The D.C. City Council last night gave preliminary approval to a bill that would permit a 40 percent increase in the interest rate ceiling on personal and automobile loans.
The bill would readjust the city's usury rates for the first time since 1971 and make it profitable for Washington financial institutions to issue bank cards such as Visa and MasterCard.
The measure would increase the maximum permissible annual percentage rate lenders can charge for direct installment loans from 15 percent to 21 percent. All car loans financed by banks would be subject to increases.
The bill would raise the interest rate limits to 18 percent on all credit card purchases and advances. The current D.C. law allows a ceiling of 18 percent on the first $500 of such loans and 12 percent thereafter.

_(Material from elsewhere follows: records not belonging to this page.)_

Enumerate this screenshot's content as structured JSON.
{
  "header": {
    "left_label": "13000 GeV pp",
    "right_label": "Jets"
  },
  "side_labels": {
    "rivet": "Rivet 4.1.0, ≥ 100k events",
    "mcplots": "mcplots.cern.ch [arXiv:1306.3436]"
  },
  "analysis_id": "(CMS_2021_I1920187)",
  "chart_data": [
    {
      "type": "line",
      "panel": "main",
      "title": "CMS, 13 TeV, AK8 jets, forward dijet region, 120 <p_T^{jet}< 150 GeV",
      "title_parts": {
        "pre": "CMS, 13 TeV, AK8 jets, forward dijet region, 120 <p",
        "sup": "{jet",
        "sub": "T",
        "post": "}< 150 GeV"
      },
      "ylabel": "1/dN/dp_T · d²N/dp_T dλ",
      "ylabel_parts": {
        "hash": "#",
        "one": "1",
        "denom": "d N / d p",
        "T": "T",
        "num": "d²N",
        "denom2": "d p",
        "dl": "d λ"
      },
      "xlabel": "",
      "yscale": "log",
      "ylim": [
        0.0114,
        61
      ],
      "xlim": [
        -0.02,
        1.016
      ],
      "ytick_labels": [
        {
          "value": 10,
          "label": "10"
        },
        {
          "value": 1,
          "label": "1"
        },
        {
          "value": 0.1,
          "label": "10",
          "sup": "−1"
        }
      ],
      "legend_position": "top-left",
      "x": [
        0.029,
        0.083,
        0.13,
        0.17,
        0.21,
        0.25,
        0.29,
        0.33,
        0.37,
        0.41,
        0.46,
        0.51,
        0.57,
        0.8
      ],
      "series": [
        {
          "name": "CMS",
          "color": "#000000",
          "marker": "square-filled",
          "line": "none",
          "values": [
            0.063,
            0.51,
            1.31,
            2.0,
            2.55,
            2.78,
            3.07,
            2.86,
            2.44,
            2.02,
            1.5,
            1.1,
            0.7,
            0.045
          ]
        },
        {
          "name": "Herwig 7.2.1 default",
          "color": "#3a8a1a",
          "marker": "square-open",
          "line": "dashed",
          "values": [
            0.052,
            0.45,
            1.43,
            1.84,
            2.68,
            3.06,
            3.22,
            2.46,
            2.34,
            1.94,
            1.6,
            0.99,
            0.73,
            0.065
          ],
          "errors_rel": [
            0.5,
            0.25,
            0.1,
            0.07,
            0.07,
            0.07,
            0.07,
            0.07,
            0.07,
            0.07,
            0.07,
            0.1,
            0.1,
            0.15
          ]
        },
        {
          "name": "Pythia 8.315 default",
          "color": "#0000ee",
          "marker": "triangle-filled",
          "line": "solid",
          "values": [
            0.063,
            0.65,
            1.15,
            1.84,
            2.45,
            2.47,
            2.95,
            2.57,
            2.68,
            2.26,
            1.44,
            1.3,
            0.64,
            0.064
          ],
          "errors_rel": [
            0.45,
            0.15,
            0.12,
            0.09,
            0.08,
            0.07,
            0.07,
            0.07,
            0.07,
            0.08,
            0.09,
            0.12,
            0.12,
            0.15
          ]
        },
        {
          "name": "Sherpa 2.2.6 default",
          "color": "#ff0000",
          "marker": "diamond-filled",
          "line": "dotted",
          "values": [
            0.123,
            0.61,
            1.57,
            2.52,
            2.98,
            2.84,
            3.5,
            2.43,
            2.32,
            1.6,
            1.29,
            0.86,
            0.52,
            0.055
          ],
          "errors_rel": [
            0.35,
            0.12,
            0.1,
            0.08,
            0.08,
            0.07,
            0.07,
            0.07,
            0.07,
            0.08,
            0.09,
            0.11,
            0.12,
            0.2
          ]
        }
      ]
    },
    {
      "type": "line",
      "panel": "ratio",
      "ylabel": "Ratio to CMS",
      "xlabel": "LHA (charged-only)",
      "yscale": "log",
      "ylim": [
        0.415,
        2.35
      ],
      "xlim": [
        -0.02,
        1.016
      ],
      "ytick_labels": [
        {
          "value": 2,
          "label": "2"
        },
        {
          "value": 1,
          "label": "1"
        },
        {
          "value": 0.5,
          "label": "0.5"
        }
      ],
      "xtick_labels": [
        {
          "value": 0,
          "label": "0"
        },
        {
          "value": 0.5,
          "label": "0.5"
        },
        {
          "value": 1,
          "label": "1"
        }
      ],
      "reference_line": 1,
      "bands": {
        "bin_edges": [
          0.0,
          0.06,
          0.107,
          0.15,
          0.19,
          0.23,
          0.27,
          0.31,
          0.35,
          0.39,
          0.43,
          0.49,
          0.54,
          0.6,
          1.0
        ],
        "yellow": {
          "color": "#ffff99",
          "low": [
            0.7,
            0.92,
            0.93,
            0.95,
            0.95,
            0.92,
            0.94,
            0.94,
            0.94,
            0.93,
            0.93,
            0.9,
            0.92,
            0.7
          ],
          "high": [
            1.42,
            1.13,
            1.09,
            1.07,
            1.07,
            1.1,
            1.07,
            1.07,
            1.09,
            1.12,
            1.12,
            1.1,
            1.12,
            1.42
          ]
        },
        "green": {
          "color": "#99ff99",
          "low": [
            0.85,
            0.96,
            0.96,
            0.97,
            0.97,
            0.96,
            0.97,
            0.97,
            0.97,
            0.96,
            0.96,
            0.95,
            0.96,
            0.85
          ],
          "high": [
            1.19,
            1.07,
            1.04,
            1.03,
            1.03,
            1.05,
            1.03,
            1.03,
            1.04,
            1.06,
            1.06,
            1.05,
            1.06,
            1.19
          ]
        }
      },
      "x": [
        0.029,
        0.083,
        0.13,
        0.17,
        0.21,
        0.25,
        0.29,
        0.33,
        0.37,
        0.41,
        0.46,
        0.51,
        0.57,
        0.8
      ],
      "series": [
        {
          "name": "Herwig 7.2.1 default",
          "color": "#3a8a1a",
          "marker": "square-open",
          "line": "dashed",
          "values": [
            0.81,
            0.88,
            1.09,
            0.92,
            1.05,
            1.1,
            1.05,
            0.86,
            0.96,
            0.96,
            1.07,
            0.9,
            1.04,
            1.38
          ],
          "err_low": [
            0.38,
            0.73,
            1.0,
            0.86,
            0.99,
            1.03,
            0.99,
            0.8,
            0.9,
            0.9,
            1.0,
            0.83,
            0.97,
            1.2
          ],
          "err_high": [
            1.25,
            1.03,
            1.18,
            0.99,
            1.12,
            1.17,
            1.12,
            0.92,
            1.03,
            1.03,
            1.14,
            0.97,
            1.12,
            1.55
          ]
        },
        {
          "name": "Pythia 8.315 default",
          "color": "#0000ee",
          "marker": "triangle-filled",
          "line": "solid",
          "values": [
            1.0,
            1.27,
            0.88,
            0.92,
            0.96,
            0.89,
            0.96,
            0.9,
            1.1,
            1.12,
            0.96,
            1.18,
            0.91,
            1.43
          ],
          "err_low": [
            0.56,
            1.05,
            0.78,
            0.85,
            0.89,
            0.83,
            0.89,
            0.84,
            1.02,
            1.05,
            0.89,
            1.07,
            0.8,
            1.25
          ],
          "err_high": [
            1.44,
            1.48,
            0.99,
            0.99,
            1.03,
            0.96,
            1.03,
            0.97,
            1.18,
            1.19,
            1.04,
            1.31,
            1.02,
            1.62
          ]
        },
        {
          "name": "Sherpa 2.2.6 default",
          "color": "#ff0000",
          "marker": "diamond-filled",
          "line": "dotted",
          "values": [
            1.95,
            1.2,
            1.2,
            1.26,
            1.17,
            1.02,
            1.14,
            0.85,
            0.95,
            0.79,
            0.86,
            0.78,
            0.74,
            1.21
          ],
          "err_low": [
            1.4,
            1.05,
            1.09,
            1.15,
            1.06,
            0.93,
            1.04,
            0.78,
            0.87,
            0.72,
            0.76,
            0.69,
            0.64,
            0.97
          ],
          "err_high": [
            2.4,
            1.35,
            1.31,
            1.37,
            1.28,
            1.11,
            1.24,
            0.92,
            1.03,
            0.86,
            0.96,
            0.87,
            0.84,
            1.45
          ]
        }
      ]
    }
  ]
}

Until now, no bank in Washington has wanted to issue bank cards because the usury law made their issuance unprofitable. However, an official of the D.C. Bankers Association indicated recently that some Washington banks are prepared to begin issuing cards if the interest ceiling is raised to 18 percent across the board.
In other wide-ranging action last night, the council voted tentatively to:
Beef up and extend for three years a 1978 law designed to discourage real estate speculation by imposing a sliding-scale excise tax on the buying and selling of residential property strictly for profit.
Critics charged that the old law, enacted in 1978, has been difficult to enforce and has done little to discourage speculation, which tends to inflate housing costs and displace low-income families.
The bill approved last night would increase from 10 percent to 16 percent the maximum profit that a speculator could make on a residential tract bought and sold within a six-month period before having to pay an excise tax.
For the first time, speculators would be required to pay the excise tax before the city will record the deed transfer. Under present law, speculators have to file tax returns within 30 days after the new deed has been recorded, but there is nothing available to authorities to force compliance.
Moreover, the new law would impose a penalty of up to $100 for failure to file or for the late filing of a speculation tax return, even if no tax is due.
The bill, introduced by Council members David Clarke (D-Ward 1) and Wilhelmina Rolark (D-Ward 8), would exclude the sales of condominiums and cooperative apartments from its provisions, and would broaden and expand the category of property sellers exempt from the tax.
Repeal the city's 2-year-old, 8 percent sales tax on all candy, confectionery, soft drinks and chewing gum. Before the tax was levied, these items were subject only to a 2 percent District sales tax if they were sold from vending machines or were sold for immediate consumption by restaurants, lunch counters and carry-out shops. Otherwise, no tax was paid on those products.
Opponents of the tax contended that it was unfair to certain segments of the food industry. Moreover, aides to House Speaker Thomas P. (Tip) O'Neill (D-Mass), complained earlier this year that the tax discriminates against candy manufacturers, including some from his district.
The council also voted final authorization for the District to issue a maximum of $30 million in revenue bonds to finance construction projects for George Washington University -- the first time the city would approve such bonds for a tax-exempt institution.
Under terms of the bill, which was introduced at the request of Mayor Marion Barry, the city would market the tax-exempt bonds and then relend the proceeds to the university, which would use the funds to finance the "academic cluster" and facilities for the handicapped already under construction on the Foggy Bottom campus.
Also yesterday, City Council Chairman Arrington Dixon announced that he would not press for a full council hearing on a cable television bill he introduced Monday. He said that he has received assurances that council member Rolark will conduct hearings Nov. 10 on a similar bill that has been languishing in her committee for months.